An exploration of factors (among BME communities) associated with non-attendance at outpatients appointments in Sheffield

BME non attendance at outpatients

Project Plan

The National Health Service (NHS) in England needs to achieve up to £20 billion of efficiency savings by 2015 through a focus on quality, innovation, productivity and prevention. Missed health care appointments are a major source of potentially avoidable cost and resource inefficiency which impact upon the health of the patient and treatment outcomes. Since 1999 the cost of missed appointments to the NHS has tripled and in 2009 was estimated to be more than £600 million for that year (Kennard, 2009; Beecham, 1999). A recent report by the Department of Health, England reported that of the 15 million appointments offered at consultant led clinics between October and December 2012, around 1.5 million patients did not attend (DH, 2012).  The estimated cost is around £100 per appointment (Kennard, 2009).  A 1% reduction of missed appointments could result in savings of £6 million per year on consultant clinics in England and in excess of £16 million per year in savings to GP practices. Cost savings to allied health professional (AHP) and nursing clinics are potentially considerable. Reducing the number of missed appointments may be a relatively inexpensive way to support the intentions of the NHS to treat patients within 18 weeks of GP referral (DH 2009).

This proposal was developed through consultation with the Equality Directorate at Sheffield Teaching Hospitals NHS Foundation Trust hospitals.  They initially approached Sheffield Hallam University as they were concerned about the local black and minority ethnic (BME) groups non- attendance rates. In Sheffield we have undertaken work to examine the extent of the problem. Data from Sheffield Teaching Hospitals show that 210,000, out of 2 million appointments, were missed. Analysis indicated that 19% of patients who missed an appointment were from a BME background.

Aims and objectives
Recognising the need for robust local evidence to gain insights into the problem of do not attend (DNA) among black and minority ethnic communities we are proposing an exploratory, small scale community based study.   The twelve month project (October 2012-September 2013) will seek to:

  • Explore experiences and reasons for non- attendance at outpatients clinics in Sheffield.
  • Provide Sheffield Teaching Hospitals NHS Foundation Trust and other local services with primary evidence/ information to help them target interventions towards BME groups (reducing inequalities leading to better outcomes for patients).
  • Contribute evidence in the form of background data for a research bid to the National Institute for Health Research (NIHR).

We will use focus groups with BME groups who we will identify with the Trust as having the highest non- attendance rates. 

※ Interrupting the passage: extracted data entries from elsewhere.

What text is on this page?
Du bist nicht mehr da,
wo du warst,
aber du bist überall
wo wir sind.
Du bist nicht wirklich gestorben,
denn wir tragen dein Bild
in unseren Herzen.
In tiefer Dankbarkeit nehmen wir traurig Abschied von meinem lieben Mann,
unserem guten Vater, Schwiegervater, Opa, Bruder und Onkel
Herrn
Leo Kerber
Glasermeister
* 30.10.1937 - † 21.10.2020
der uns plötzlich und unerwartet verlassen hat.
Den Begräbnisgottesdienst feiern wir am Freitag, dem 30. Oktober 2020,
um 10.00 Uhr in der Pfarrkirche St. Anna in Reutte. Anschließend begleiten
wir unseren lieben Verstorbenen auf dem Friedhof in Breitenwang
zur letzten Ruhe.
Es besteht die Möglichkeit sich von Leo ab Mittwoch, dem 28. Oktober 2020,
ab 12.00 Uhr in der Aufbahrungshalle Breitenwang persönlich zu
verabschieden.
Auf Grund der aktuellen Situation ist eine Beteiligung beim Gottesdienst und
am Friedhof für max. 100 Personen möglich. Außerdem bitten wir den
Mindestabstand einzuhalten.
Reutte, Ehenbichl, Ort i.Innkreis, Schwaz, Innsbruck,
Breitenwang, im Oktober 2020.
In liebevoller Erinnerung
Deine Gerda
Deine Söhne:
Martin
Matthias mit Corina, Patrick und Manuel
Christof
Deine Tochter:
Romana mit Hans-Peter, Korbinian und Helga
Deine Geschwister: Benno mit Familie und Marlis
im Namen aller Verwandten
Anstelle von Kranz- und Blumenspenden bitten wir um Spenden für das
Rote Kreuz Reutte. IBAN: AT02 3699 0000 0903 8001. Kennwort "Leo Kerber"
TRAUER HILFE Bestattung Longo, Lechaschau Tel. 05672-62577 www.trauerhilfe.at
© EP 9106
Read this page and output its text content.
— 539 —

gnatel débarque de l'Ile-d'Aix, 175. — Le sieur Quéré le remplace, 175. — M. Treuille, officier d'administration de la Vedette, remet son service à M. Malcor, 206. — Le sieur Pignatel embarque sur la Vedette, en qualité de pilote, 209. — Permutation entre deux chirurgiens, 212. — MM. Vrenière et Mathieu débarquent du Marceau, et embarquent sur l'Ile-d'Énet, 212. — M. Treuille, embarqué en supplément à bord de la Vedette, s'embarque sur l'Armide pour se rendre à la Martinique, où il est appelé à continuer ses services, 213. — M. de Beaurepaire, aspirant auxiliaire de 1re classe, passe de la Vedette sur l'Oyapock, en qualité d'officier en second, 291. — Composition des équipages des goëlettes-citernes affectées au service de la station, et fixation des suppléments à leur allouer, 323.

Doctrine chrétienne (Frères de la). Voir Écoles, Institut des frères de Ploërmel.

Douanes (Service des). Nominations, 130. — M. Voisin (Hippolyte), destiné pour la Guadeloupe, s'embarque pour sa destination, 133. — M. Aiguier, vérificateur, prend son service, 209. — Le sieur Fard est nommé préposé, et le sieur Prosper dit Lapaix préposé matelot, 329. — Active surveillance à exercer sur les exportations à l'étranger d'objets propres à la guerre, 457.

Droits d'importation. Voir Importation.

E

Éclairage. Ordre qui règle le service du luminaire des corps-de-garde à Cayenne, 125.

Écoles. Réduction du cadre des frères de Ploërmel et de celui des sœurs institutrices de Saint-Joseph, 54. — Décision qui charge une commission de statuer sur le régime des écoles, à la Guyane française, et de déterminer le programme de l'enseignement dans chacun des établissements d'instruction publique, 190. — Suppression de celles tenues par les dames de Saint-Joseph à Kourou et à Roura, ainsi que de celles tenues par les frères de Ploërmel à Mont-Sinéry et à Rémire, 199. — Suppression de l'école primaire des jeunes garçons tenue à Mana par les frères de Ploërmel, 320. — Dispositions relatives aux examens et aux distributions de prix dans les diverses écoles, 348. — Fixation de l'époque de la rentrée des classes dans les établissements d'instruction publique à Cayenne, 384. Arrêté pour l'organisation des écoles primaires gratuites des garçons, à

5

It is anticipated that this study will contribute to:  

  • Further grant capture: by providing local evidence to underpin a future grant application to the NIHR  which will be included in CLAHRC 2.
  • Service improvement: findings from this study will be used to target intervention towards BME groups, reduce inequalities and contribute to better outcomes for patients.
  • Outputs: a peer reviewed publication, presentation at the local/national level to disseminate findings.

Partners include Sheffield Teaching Hospitals NHS Foundation Trust, Sheffield Hallam University and CLAHRC SY.